When my firstborn turned one (about ten and a half years ago), I threw him what amounted to a bar mitzvah. I have actual photographic evidence of my mother and mother in law sitting at my kitchen table in the wee small hours, sifting the confection sugar that I would use to glaze the 300 cookies I had baked in the shape of a number one. There was also a cake in the shape of a number one. I can’t say for certain, but I wouldn’t be surprised if there were also cupcakes. I had gotten my hands on Nigella’s Domestic Goddess cookbook, and damn it, if I couldn’t possess Nigella’s remarkable cleavage, I could at least make her party treats.

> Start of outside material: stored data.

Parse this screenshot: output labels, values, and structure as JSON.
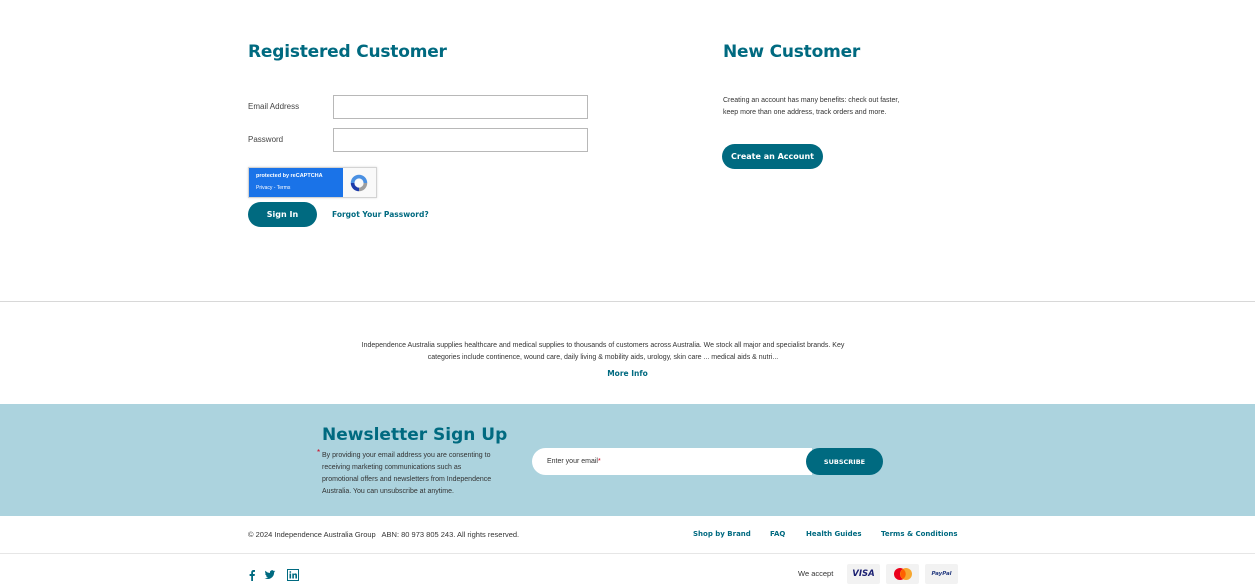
{
  "login": {
    "title": "Registered Customer",
    "email_label": "Email Address",
    "email_value": "",
    "password_label": "Password",
    "password_value": "",
    "recaptcha_line1": "protected by reCAPTCHA",
    "recaptcha_line2": "Privacy - Terms",
    "sign_in_label": "Sign In",
    "forgot_label": "Forgot Your Password?"
  },
  "register": {
    "title": "New Customer",
    "description_line1": "Creating an account has many benefits: check out faster,",
    "description_line2": "keep more than one address, track orders and more.",
    "create_label": "Create an Account"
  },
  "about": {
    "text_line1": "Independence Australia supplies healthcare and medical supplies to thousands of customers across Australia. We stock all major and specialist brands. Key",
    "text_line2": "categories include continence, wound care, daily living & mobility aids, urology, skin care ... medical aids & nutri...",
    "more_label": "More Info"
  },
  "newsletter": {
    "title": "Newsletter Sign Up",
    "consent_star": "*",
    "consent_line1": "By providing your email address you are consenting to",
    "consent_line2": "receiving marketing communications such as",
    "consent_line3": "promotional offers and newsletters from Independence",
    "consent_line4": "Australia. You can unsubscribe at anytime.",
    "email_placeholder": "Enter your email",
    "email_required": "*",
    "subscribe_label": "SUBSCRIBE"
  },
  "footer": {
    "copyright": "© 2024 Independence Australia Group   ABN: 80 973 805 243. All rights reserved.",
    "links": [
      "Shop by Brand",
      "FAQ",
      "Health Guides",
      "Terms & Conditions"
    ],
    "social_icons": [
      "facebook-icon",
      "twitter-icon",
      "linkedin-icon"
    ],
    "accept_label": "We accept",
    "payment_methods": [
      "VISA",
      "Mastercard",
      "PayPal"
    ]
  },
  "colors": {
    "accent": "#006a80",
    "newsletter_bg": "#acd3de",
    "required": "#d0021b"
  }
}
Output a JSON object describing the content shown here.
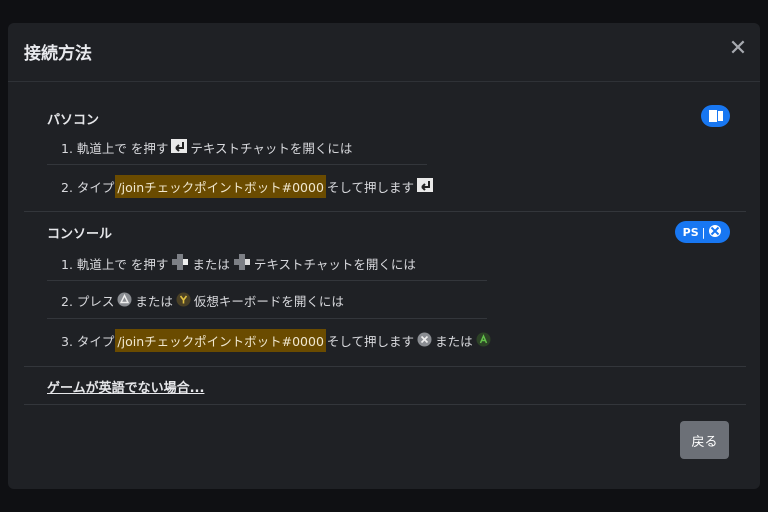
{
  "dialog": {
    "title": "接続方法",
    "close_icon": "close-icon"
  },
  "pc": {
    "heading": "パソコン",
    "platform_icon": "windows-icon",
    "step1": {
      "prefix": "1. 軌道上で を押す",
      "suffix": "テキストチャットを開くには",
      "key_icon": "enter-key-icon"
    },
    "step2": {
      "prefix": "2. タイプ",
      "code": "/joinチェックポイントボット#0000",
      "suffix": "そして押します",
      "key_icon": "enter-key-icon"
    }
  },
  "console": {
    "heading": "コンソール",
    "platform_icons": [
      "playstation-icon",
      "xbox-icon"
    ],
    "step1": {
      "prefix": "1. 軌道上で を押す",
      "mid": "または",
      "suffix": "テキストチャットを開くには"
    },
    "step2": {
      "prefix": "2. プレス",
      "mid": "または",
      "suffix": "仮想キーボードを開くには"
    },
    "step3": {
      "prefix": "3. タイプ",
      "code": "/joinチェックポイントボット#0000",
      "suffix": "そして押します",
      "mid": "または"
    }
  },
  "language_link": "ゲームが英語でない場合...",
  "back_button": "戻る",
  "colors": {
    "background": "#1f2125",
    "accent_blue": "#1877f2",
    "highlight": "#6a4b00",
    "button": "#6c7077"
  }
}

But Nigella wasn’t doing the baking. I was. Therefore, none of it tasted particularly good and all of it looked mildly misshapen and over-iced. My baking has not gotten any better, and at some point I just stopped trying and made peace with my weak baking skills (I still haven’t made peace with the cleavage, but all in good time). As for the icing, that was the first and last time I sifted anything.
That’s right. I hate to bake and I don’t care how busy we’ve all gotten making things from scratch, weaving our own clothes, and baking all our own artisanal bread, I’m not going to do it. And I’m most certainly not going to do it for a child who has not slept through the night since we moved to NY seven weeks ago. That child has been climbing into my bed and disrupting sleep for almost two months now. A woman with a toddler’s footprints on her back should have to bake NOTHING.

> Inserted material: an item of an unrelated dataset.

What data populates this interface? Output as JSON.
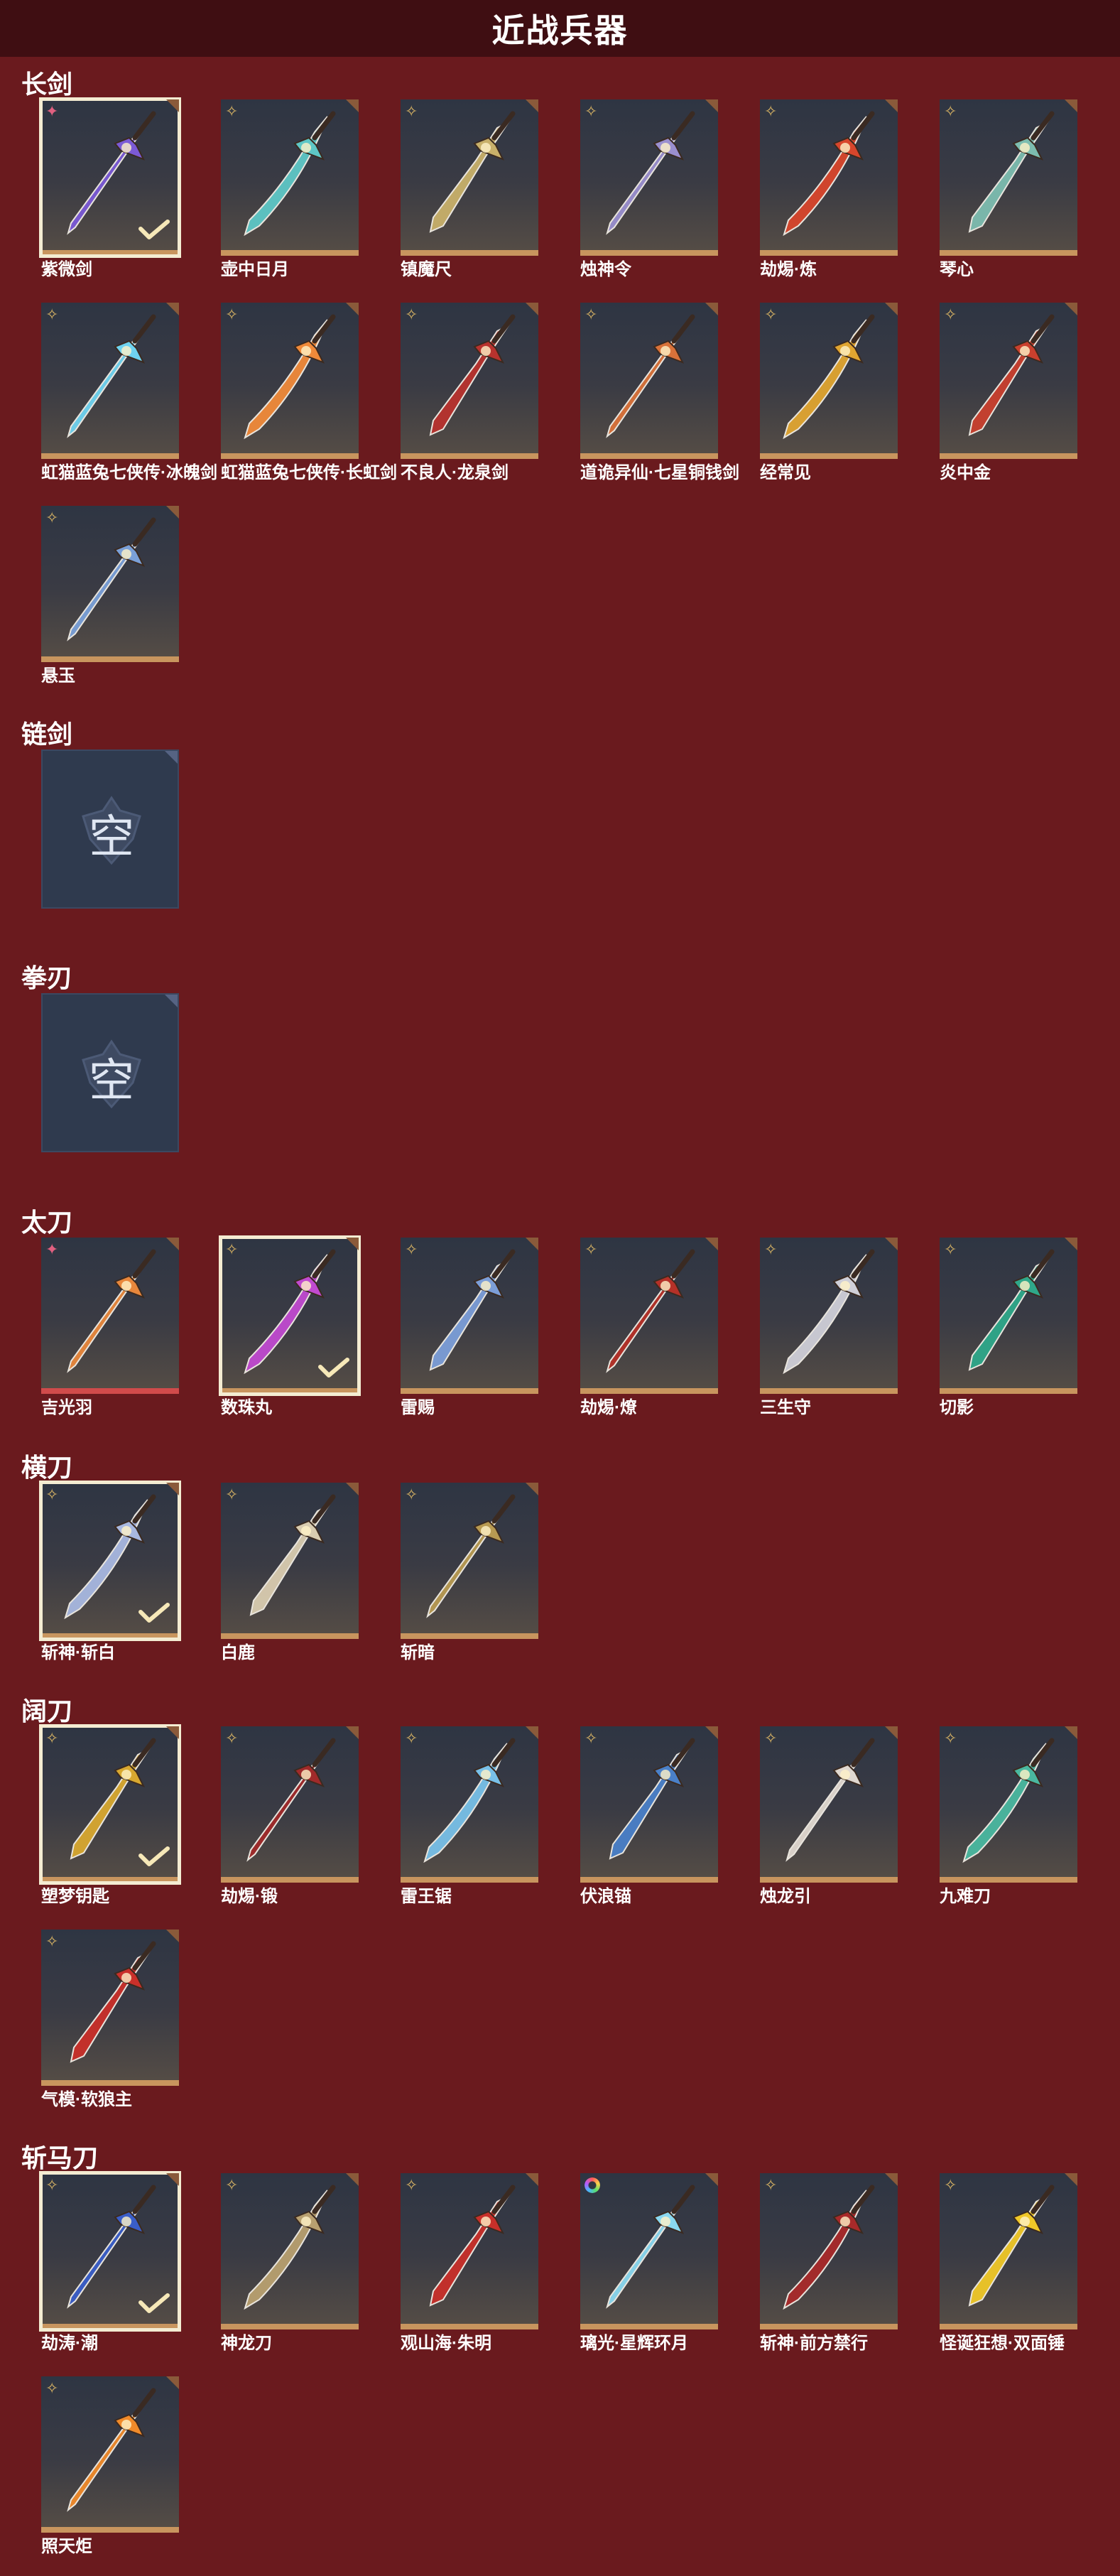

Hence, when Sidney, my fifth, turned three last week I took her to Baskin Robbins where she promptly picked out an Oreo cake she’d been eyeing for weeks. I made her feel extra special when I let her watch the nice man behind the counter ice her name onto it.
Her party? I brought some crappy little cupcakes into her preschool class. And to show how much I care, I also threw in some juice boxes.
In other words, one kid got a night at Versailles, and another got a slap on the back and a store bought cupcake.
I do not feel at all guilty. I do not believe that when I get to the end of my life, whoever is making decisions will look at my resume and say, “Oh, you baked your own birthday cakes? A fire engine? A guitar? Elmo? Dora the effing Explorer? Ok, I’ll give you some more time. Come back in five years.”
Not only do I celebrate doing less, but I am annoyed by new parents who haven’t figured it out yet. Two weeks ago I drove a child of mine to a birthday at one of those noisy, energetic (read: mildly obnoxious) bouncy places. In New Jersey. I have nothing against New Jersey, but I do not believe in crossing state lines for a five year old. Still, once I was in the Garden State, I made sure to be wearing lip gloss and good jeans. Just in case I ran into Springsteen.
The Boss never showed, but I’ll keep driving to Jersey just in case. Just don’t ask me to do it for a birthday party.